How a SoulCycle Instructor Conquered the Pan-Mass Challenge


Madison Ciccone, 33, raised $5,700 for the Dana-Farber Cancer Institute.

Madison Ciccone, 33, raised $5,700 for the Dana-Farber Cancer Institute. Madison Ciccone

A Boston SoulCycle instructor has cycled nearly 100 miles in 90-degree heat, raising nearly $6,000 for cancer charities — never having ridden a road bike before.

Madison Ciccone, 33, had signed up for other sporting events in the past, but nothing on the scale of the Pan-Mass Challenge, a fundraising bike-a-thon that raises more money for charities than any other athletic fundraising event in the world. The 2-day race stretches from Sturbridge to Provincetown, offering a variety of courses from 25 to 211 miles.

A SoulCycle instructor since 2016, Ciccone is familiar with a stationary bike — but had limited road bike experience.

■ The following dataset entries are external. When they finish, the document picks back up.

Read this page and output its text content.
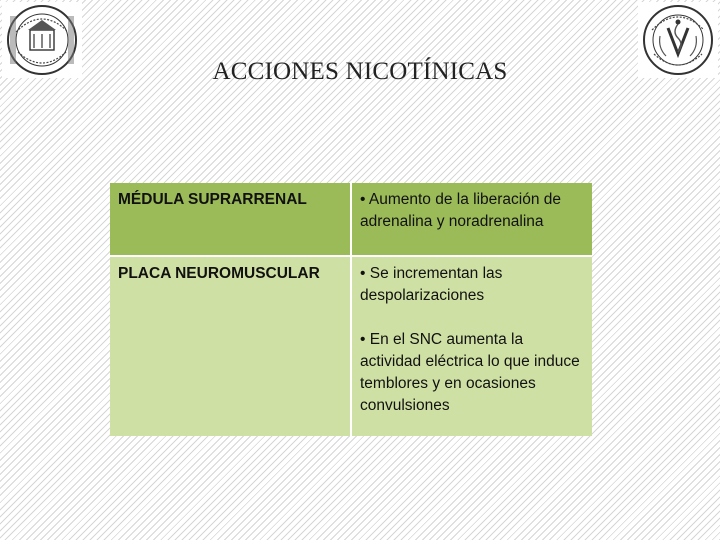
ACCIONES NICOTÍNICAS
MÉDULA SUPRARRENAL	• Aumento de la liberación de adrenalina y noradrenalina

PLACA NEUROMUSCULAR	• Se incrementan las despolarizaciones
• En el SNC aumenta la actividad eléctrica lo que induce temblores y en ocasiones convulsiones
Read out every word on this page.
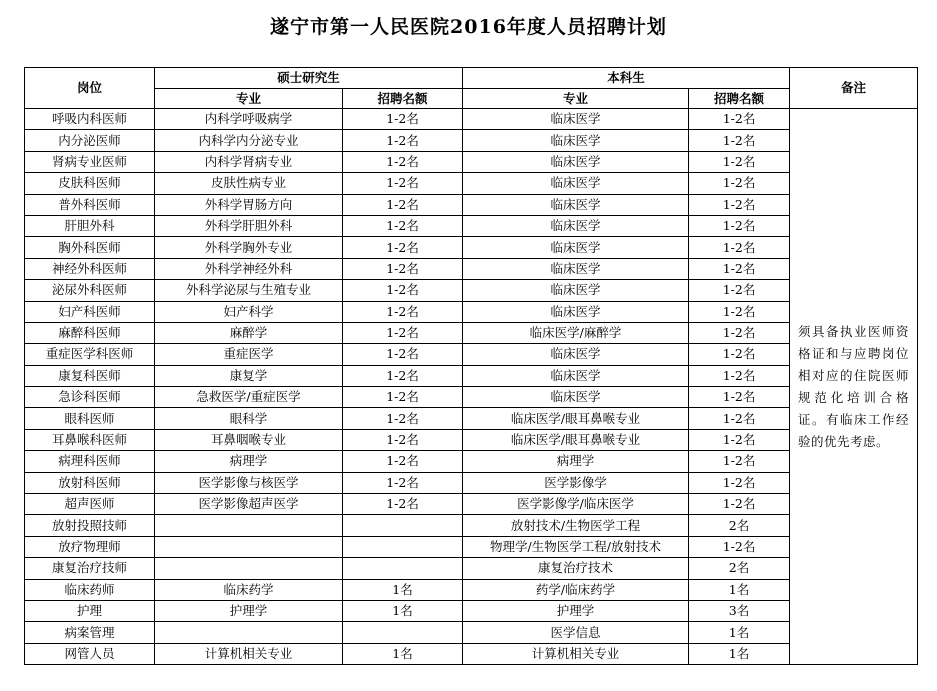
遂宁市第一人民医院2016年度人员招聘计划
岗位	硕士研究生		本科生		备注
	专业	招聘名额	专业	招聘名额	
呼吸内科医师	内科学呼吸病学	1-2名	临床医学	1-2名	须具备执业医师资格证和与应聘岗位相对应的住院医师规范化培训合格证。有临床工作经验的优先考虑。
内分泌医师	内科学内分泌专业	1-2名	临床医学	1-2名	
肾病专业医师	内科学肾病专业	1-2名	临床医学	1-2名	
皮肤科医师	皮肤性病专业	1-2名	临床医学	1-2名	
普外科医师	外科学胃肠方向	1-2名	临床医学	1-2名	
肝胆外科	外科学肝胆外科	1-2名	临床医学	1-2名	
胸外科医师	外科学胸外专业	1-2名	临床医学	1-2名	
神经外科医师	外科学神经外科	1-2名	临床医学	1-2名	
泌尿外科医师	外科学泌尿与生殖专业	1-2名	临床医学	1-2名	
妇产科医师	妇产科学	1-2名	临床医学	1-2名	
麻醉科医师	麻醉学	1-2名	临床医学/麻醉学	1-2名	
重症医学科医师	重症医学	1-2名	临床医学	1-2名	
康复科医师	康复学	1-2名	临床医学	1-2名	
急诊科医师	急救医学/重症医学	1-2名	临床医学	1-2名	
眼科医师	眼科学	1-2名	临床医学/眼耳鼻喉专业	1-2名	
耳鼻喉科医师	耳鼻咽喉专业	1-2名	临床医学/眼耳鼻喉专业	1-2名	
病理科医师	病理学	1-2名	病理学	1-2名	
放射科医师	医学影像与核医学	1-2名	医学影像学	1-2名	
超声医师	医学影像超声医学	1-2名	医学影像学/临床医学	1-2名	
放射投照技师			放射技术/生物医学工程	2名	
放疗物理师			物理学/生物医学工程/放射技术	1-2名	
康复治疗技师			康复治疗技术	2名	
临床药师	临床药学	1名	药学/临床药学	1名	
护理	护理学	1名	护理学	3名	
病案管理			医学信息	1名	
网管人员	计算机相关专业	1名	计算机相关专业	1名	
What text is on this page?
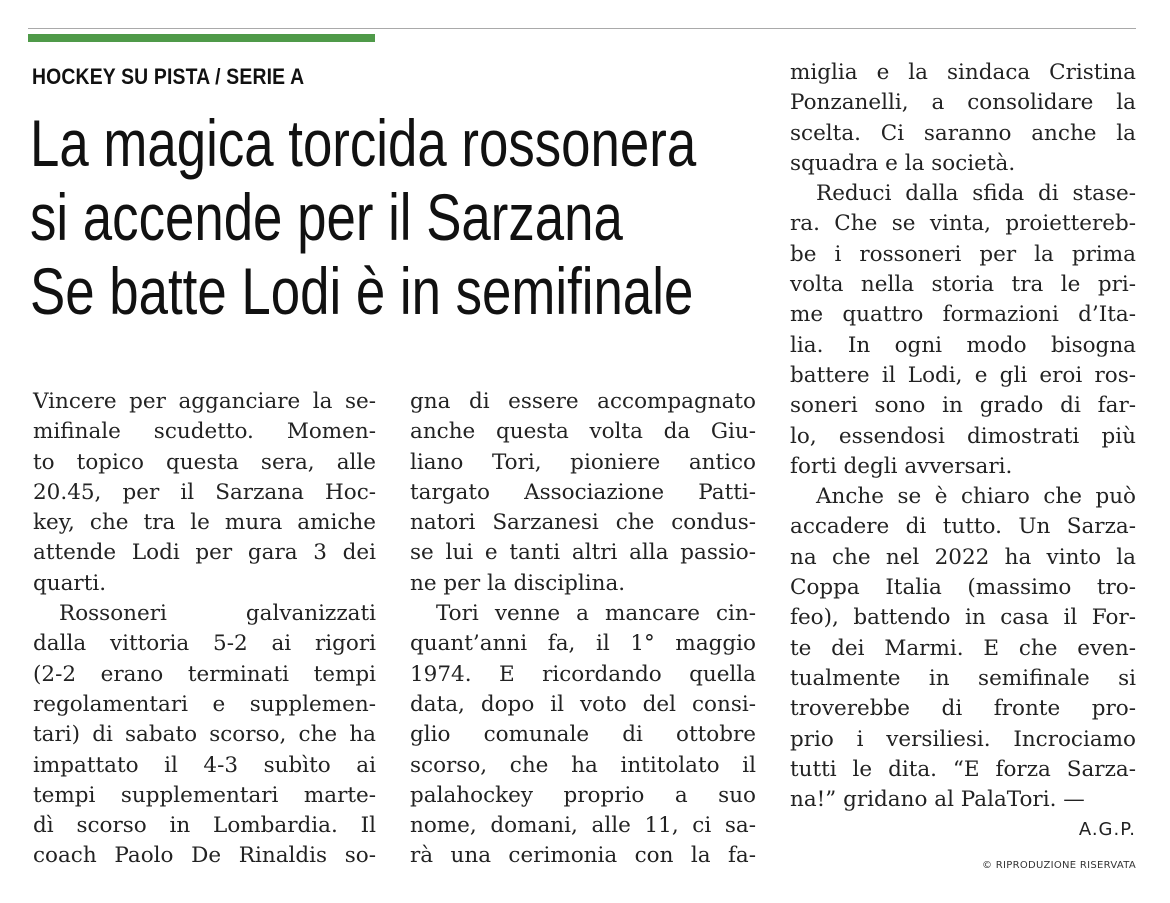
HOCKEY SU PISTA / SERIE A
La magica torcida rossonera
si accende per il Sarzana
Se batte Lodi è in semifinale
Vincere per agganciare la se-
mifinale scudetto. Momen-
to topico questa sera, alle
20.45, per il Sarzana Hoc-
key, che tra le mura amiche
attende Lodi per gara 3 dei
quarti.
Rossoneri galvanizzati
dalla vittoria 5-2 ai rigori
(2-2 erano terminati tempi
regolamentari e supplemen-
tari) di sabato scorso, che ha
impattato il 4-3 subìto ai
tempi supplementari marte-
dì scorso in Lombardia. Il
coach Paolo De Rinaldis so-
gna di essere accompagnato
anche questa volta da Giu-
liano Tori, pioniere antico
targato Associazione Patti-
natori Sarzanesi che condus-
se lui e tanti altri alla passio-
ne per la disciplina.
Tori venne a mancare cin-
quant’anni fa, il 1° maggio
1974. E ricordando quella
data, dopo il voto del consi-
glio comunale di ottobre
scorso, che ha intitolato il
palahockey proprio a suo
nome, domani, alle 11, ci sa-
rà una cerimonia con la fa-
miglia e la sindaca Cristina
Ponzanelli, a consolidare la
scelta. Ci saranno anche la
squadra e la società.
Reduci dalla sfida di stase-
ra. Che se vinta, proiettereb-
be i rossoneri per la prima
volta nella storia tra le pri-
me quattro formazioni d’Ita-
lia. In ogni modo bisogna
battere il Lodi, e gli eroi ros-
soneri sono in grado di far-
lo, essendosi dimostrati più
forti degli avversari.
Anche se è chiaro che può
accadere di tutto. Un Sarza-
na che nel 2022 ha vinto la
Coppa Italia (massimo tro-
feo), battendo in casa il For-
te dei Marmi. E che even-
tualmente in semifinale si
troverebbe di fronte pro-
prio i versiliesi. Incrociamo
tutti le dita. “E forza Sarza-
na!” gridano al PalaTori. —
A.G.P.
© RIPRODUZIONE RISERVATA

“I was really banking on my Soul cycling skills, and I’m still on the Bluebikes around town, but I had never really clicked on a road bike. It’s a whole different ball game,” she told

Ciccone agreed to take on the challenge two months before the August 6 start date. She was undeterred, she said, and inspired by the charitable aspect of the Pan-Mass Challenge, which raises money for the Dana-Farber Cancer Institute.

“I feel like everyone is affected by [cancer] sort of,” she said. “I’ve lost aunts and grandmothers, and my boyfriend recently lost his father. It’s not very hard to get attached to an organization like this and to feel that on a deep level, to be like, “Damn yeah.”

Ciccone was recruited by a friend to join Team Next Gen, a 40-person Pan-Mass Challenge group made up mostly of runners whose families and friends have participated in the challenge over the past few years.

How a SoulCycle Instructor Conquered the Pan-Mass Challenge
Team Next Gen is a group of young racers inherited from the Pan-Mass Challenge. Madison Ciccone

The team’s 100-mile trek raises funds, or “Pedal Partners,” for a young Dana-Farber patient battling leukemia. The band have funded the treatment of 4-year-old King Gaylor for the past two years and wear ‘Kangaroos for King’ on their uniforms.

“He’s our ‘why,'” Ciccone explained.

Ciccone had less than two months to prepare for the challenge, borrowing a road bike from one of his SoulCycle riders to test out on forest trails, in addition to teaching 12 SoulCycle classes a week. But when race day arrived, Ciccone still felt a bit off guard.

“I thought racing should be a breeze and it wasn’t a breeze,” she admitted. Ciccone faced an additional hurdle that doesn’t affect indoor runners – the ongoing heat wave. August 6 saw intense temperatures peaking at 88 degrees and 94% humidity. Ciccone said there were doctors “everywhere” in case runners passed out from the heat.

“As a SoulCycle instructor, I’ve been through some pretty crazy circumstances,” Ciccone said. “It took a whole new level of mental toughness.”

But some special visitors were able to lift team spirits in the grueling conditions as 4-year-old King and his family greeted the riders at one of their water stops in Lakeville.

“It was just when I hit my wall,” Ciccone said. “It’s really hard on your body, but you cry because you know you’re doing it for a bigger purpose.”

How a SoulCycle Instructor Conquered the Pan-Mass Challenge
Members of the Next Gen team pose with a 4-year-old Dana-Farber patient. From left to right: Krissy Saraceno, Alie Saraceno, King Gaylor, Madison Ciccone and Catherine Joyce. Madison Ciccone

The team was able to move forward, with Ciccone using his SoulCycle expertise to play uplifting music. She said she was grateful for the camaraderie the challenge brought her: “The hottest commodity and currency is the community and I’ve found myself in a really great and helpful place.”

Ciccone ended her challenge after one day, covering nearly 100 miles. Individually, she raised $5,700 with a personal goal of $6,000. Donations are open until October.

After the physical and mental toll of the race, Ciccone said she plans to return to the Pan-Mass Challenge in future years.

“The craziest thing is I’m going to do it again,” she said.